Thanks for yours replies.
Adding/changing error handling in the Arduino environment is likely to be discussion provoking.
I understand this and that's why I've written a post with description of how it works to supply food for discussion. Looks like it was not enough.
I think there is a general resistance to implementing large parts of a C++ runtime library, for example.
I understand this resistance very much. Good implementation of stdlib needs a lot of effort. I can say, that even taking uClibc++ is not a very good choice: it provides quite good realization for basic algorithms, but it has some issues with containers and lacks some optimizations which gnu libstdc++ has, because they were not available when uClibc++ was developed.
That's why my pull request for ABI implementation uses abort() instead of std::terminate. And there is another pull request, which relies on presence of STL and uses std::terminate in ABI implementation. And it still uses small part of standard library, which does not require much effort to implement.
1) Discuss the issue on "developers."
2) Create an "issue" at
http://code.google.com/p/arduino/issues/3) submit diffs via the issue (so other people could apply it before it is accepted to the official code), and/or via pull request (also somewhat depending on overall complexity of the patch.)

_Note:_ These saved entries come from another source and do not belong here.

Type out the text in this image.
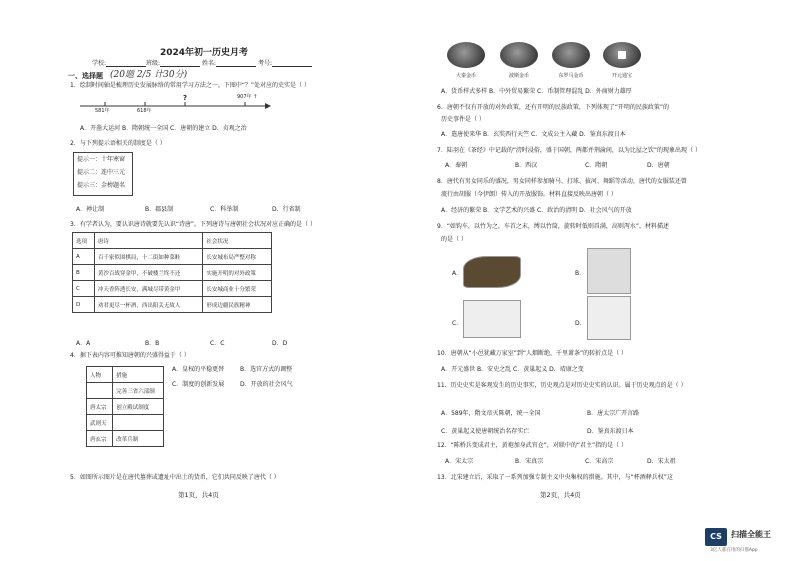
2024年初一历史月考
学校:	班级:	姓名:	考号:
一、选择题 (20题 2/5 计30分)
1．绘制时间轴是梳理历史发展脉络的常用学习方法之一。下图中“？”处对应的史实是（ ）
581年	618年
?	907年 ↑
A．开凿大运河 B．隋朝统一全国 C．唐朝的建立 D．贞观之治
2．与下列提示语相关的制度是（ ）
提示一：十年寒窗
提示二：连中三元
提示三：金榜题名
A．禅让制	B．郡县制	C．科举制	D．行省制
3．有学者认为，要认识唐诗就要先认识“诗唐”。下列唐诗与唐朝社会状况对应正确的是（ ）
选项	唐诗	社会状况
A	百千家似围棋局，十二街如种菜畦	长安城布局严整对称
B	黄沙百战穿金甲，不破楼兰终不还	实施开明的对外政策
C	冲天香阵透长安，满城尽带黄金甲	长安城商业十分繁荣
D	劝君更尽一杯酒，西出阳关无故人	形成边疆民族精神
A．A	B．B	C．C	D．D
4．据下表内容可推知唐朝的兴盛得益于（ ）
人物	措施
	完善三省六部制
唐太宗	创立殿试制度
武则天	
唐玄宗	改革兵制
A．皇权的平稳更替	B．选官方式的调整
C．制度的创新发展	D．开放的社会风气
5．如图所示图片是在唐代墓葬或遗址中出土的货币，它们共同反映了唐代（ ）
第1页，共4页
大秦金币	波斯金币	东罗马金币	开元通宝
A．货币样式多样 B．中外贸易繁荣 C．币制管理混乱 D．外商财力雄厚
6．唐朝不仅有开放的对外政策，还有开明的民族政策，下列体现了“开明的民族政策”的
历史事件是（ ）
A．遣唐使来华 B．玄奘西行天竺 C．文成公主入藏 D．鉴真东渡日本
7．陆羽在《茶经》中记载的“滂时浸俗，盛于国朝，两都并荆渝间，以为比屋之饮”的现象出现（ ）
A．秦朝	B．西汉	C．隋朝	D．唐朝
8．唐代有男女同乐的盛况，男女同样参加骑马、打球、拔河、舞蹈等活动，唐代的女服装还曾
流行由胡服（今伊朗）传入的开放服饰。材料直接反映出唐朝（ ）
A．经济的繁荣 B．文学艺术的兴盛 C．政治的清明 D．社会风气的开放
9．“如钩车，以竹为之，车首之末，缚以竹筒，旋转时低则舀满，高则泻水”，材料描述
的是（ ）
A．	B．
C．	D．
10．唐朝从“小邑犹藏万家室”到“人烟断绝，千里萧条”的转折点是（ ）
A．开元盛世 B．安史之乱 C．黄巢起义 D．靖康之变
11．历史史实是客观发生的历史事实，历史观点是对历史史实的认识。属于历史观点的是（ ）
A．589年，隋文帝灭陈朝，统一全国	B．唐太宗广开言路
C．黄巢起义使唐朝统治名存实亡	D．鉴真东渡日本
12．“陈桥兵变成君主，黄袍加身武官仓”，对联中的“君主”指的是（ ）
A．宋太宗	B．宋真宗	C．宋高宗	D．宋太祖
13．北宋建立后，采取了一系列加强专制主义中央集权的措施。其中，与“杯酒释兵权”这
第2页，共4页
CS	扫描全能王
3亿人都在用的扫描App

I've made changes without discussion because I needed them myself. Pull requests on github and posts here serve for two purposes: backup copy of my changes and to give other people possibility to use them.
Fighting "management" to get new ideas accepted is certainly one of the less pleasant parts of software development :-(
I understand this but I don't really need these changes to be accepted. Right now I'm working on eliminating/separating usage of arduino libraries from my project because I need it to run on other hardware.

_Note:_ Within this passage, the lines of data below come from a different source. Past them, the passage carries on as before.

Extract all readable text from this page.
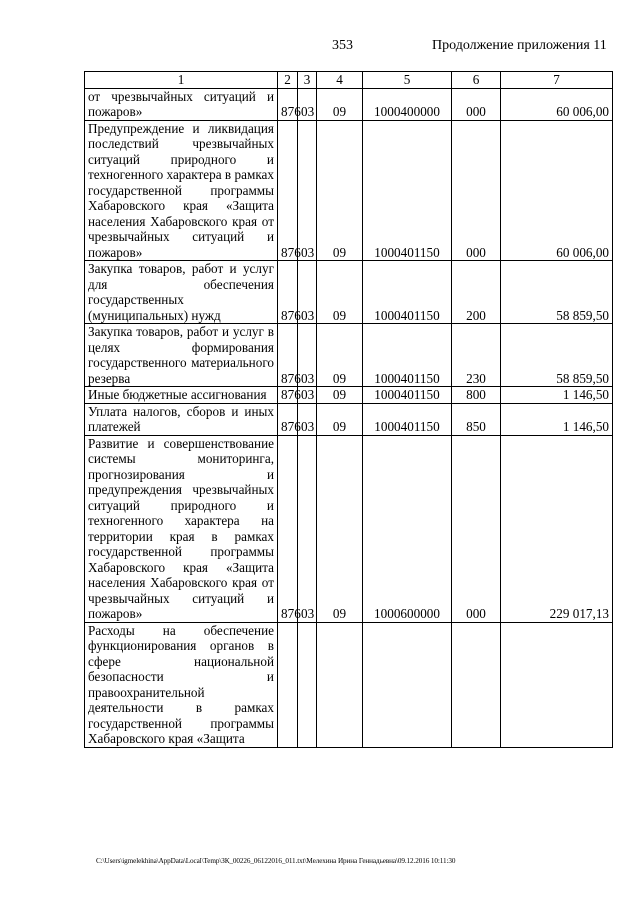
353	Продолжение приложения 11
1	2	3	4	5	6	7
от чрезвычайных ситуаций и пожаров»	876	03	09	1000400000	000	60 006,00
Предупреждение и ликвидация последствий чрезвычайных ситуаций природного и техногенного характера в рамках государственной программы Хабаровского края «Защита населения Хабаровского края от чрезвычайных ситуаций и пожаров»	876	03	09	1000401150	000	60 006,00
Закупка товаров, работ и услуг для обеспечения государственных (муниципальных) нужд	876	03	09	1000401150	200	58 859,50
Закупка товаров, работ и услуг в целях формирования государственного материального резерва	876	03	09	1000401150	230	58 859,50
Иные бюджетные ассигнования	876	03	09	1000401150	800	1 146,50
Уплата налогов, сборов и иных платежей	876	03	09	1000401150	850	1 146,50
Развитие и совершенствование системы мониторинга, прогнозирования и предупреждения чрезвычайных ситуаций природного и техногенного характера на территории края в рамках государственной программы Хабаровского края «Защита населения Хабаровского края от чрезвычайных ситуаций и пожаров»	876	03	09	1000600000	000	229 017,13
Расходы на обеспечение функционирования органов в сфере национальной безопасности и правоохранительной деятельности в рамках государственной программы Хабаровского края «Защита						
C:\Users\igmelekhina\AppData\Local\Temp\ЗК_00226_06122016_011.txt\Мелехина Ирина Геннадьевна\09.12.2016 10:11:30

To set your expectations, changes are typically accepted to Arduino typically happen on the time scale of months, not days or weeks. Yeah, it's slow.
Purpose of these posts was to bring some attention and provoke discussion. When there is no answers it is impossible to say if anybody has noticed pull requests. Arduino team may think on suggested patches or may not think on them for any amount of time. But if you have any additions/objections/considerations about suggested patches I would be glad to discuss them.